A trauma patient simulator is one item that could assist in this training. The computer program allows users to train on a three-dimensional screen-image of an interactive, animated virtual body. The “patient” injuries can occur in multiple scenarios as well as in different locales, such as a kitchen, aid station, highway or construction site. The visual components are complemented by an audio track that features physiological, event, environmental and location sounds.

Initially, three of the systems were installed for assessment at the Army Medical Department Center and School, Fort Sam Houston, Texas, and demonstrations have been conducted for both military and civilian medical and training personnel. Response has been positive with many expressing an interest in incorporating this into their initial or ongoing training programs, TATRC officials say.

Computer training and user-friendly designs are critical to the acceptance of telecommunications technologies in the medical arena, Col. Albano says. Although health professionals have accepted technology in the diagnostic realm, the integration of telemedicine technologies into standard and trauma practices still faces some cultural barriers.

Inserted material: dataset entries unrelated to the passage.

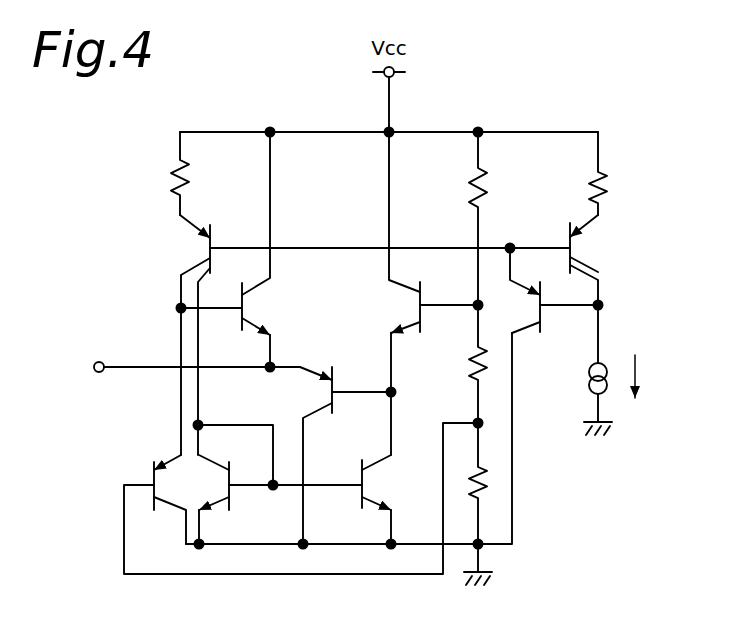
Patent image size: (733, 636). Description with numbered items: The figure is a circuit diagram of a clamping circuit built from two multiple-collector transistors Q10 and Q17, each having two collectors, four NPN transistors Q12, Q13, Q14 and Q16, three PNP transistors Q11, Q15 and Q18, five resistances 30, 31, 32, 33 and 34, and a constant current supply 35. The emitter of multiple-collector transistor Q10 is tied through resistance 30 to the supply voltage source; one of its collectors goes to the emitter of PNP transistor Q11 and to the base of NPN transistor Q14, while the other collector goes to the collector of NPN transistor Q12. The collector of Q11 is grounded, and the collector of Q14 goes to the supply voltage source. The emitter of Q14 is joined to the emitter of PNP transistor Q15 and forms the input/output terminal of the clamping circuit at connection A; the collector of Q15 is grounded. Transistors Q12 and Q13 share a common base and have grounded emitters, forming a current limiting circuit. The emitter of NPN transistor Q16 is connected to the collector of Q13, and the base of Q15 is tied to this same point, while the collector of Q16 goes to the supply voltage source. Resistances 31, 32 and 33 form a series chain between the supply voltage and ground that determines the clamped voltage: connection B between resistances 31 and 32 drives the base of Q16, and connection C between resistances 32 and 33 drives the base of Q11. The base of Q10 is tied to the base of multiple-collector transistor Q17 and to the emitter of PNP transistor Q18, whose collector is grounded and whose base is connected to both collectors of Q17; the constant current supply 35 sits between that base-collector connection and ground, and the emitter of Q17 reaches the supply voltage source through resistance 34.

The resistance 30 is at (172, 178).
The resistance 31 is at (488, 178).
The resistance 32 is at (470, 362).
The resistance 33 is at (470, 478).
The resistance 34 is at (608, 190).
The constant current supply 35 is at (602, 362).
The multiple-collector transistor Q10 is at (208, 248).
The PNP transistor Q11 is at (150, 482).
The NPN transistor Q12 is at (232, 490).
The NPN transistor Q13 is at (366, 483).
The NPN transistor Q14 is at (248, 312).
The PNP transistor Q15 is at (327, 394).
The NPN transistor Q16 is at (405, 313).
The multiple-collector transistor Q17 is at (578, 245).
The PNP transistor Q18 is at (545, 316).
The connection A is at (185, 366).
The connection B is at (469, 291).
The connection C is at (470, 410).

“The key to overcoming this is training,” Col. Albano offers. “People have to be taught to use the technology and use the keyboard instead of a pen in hand. As the new generations are coming into the field, they are much more comfortable with the computer. It is part of the Clinical Applications Division’s job to make people comfortable with the technology and to design things so they are easy to use. The old commercial about it not being Hanes until the inspector says it’s Hanes—we have the same thing here. Even though there are a lot of departments that are providing technology, it doesn’t say it’s part of telemedicine until the Clinical Applications Division says it’s telemedicine. If a computer person creates technology and the field doesn’t use it because it’s not user friendly, then it’s nothing more than an expensive doorstop.”

In general, telemedicine is one way to address force reduction. As each service faces a decrease in new recruits and the government continues to downsize, technology helps extend the capabilities of a limited number of personnel, he says.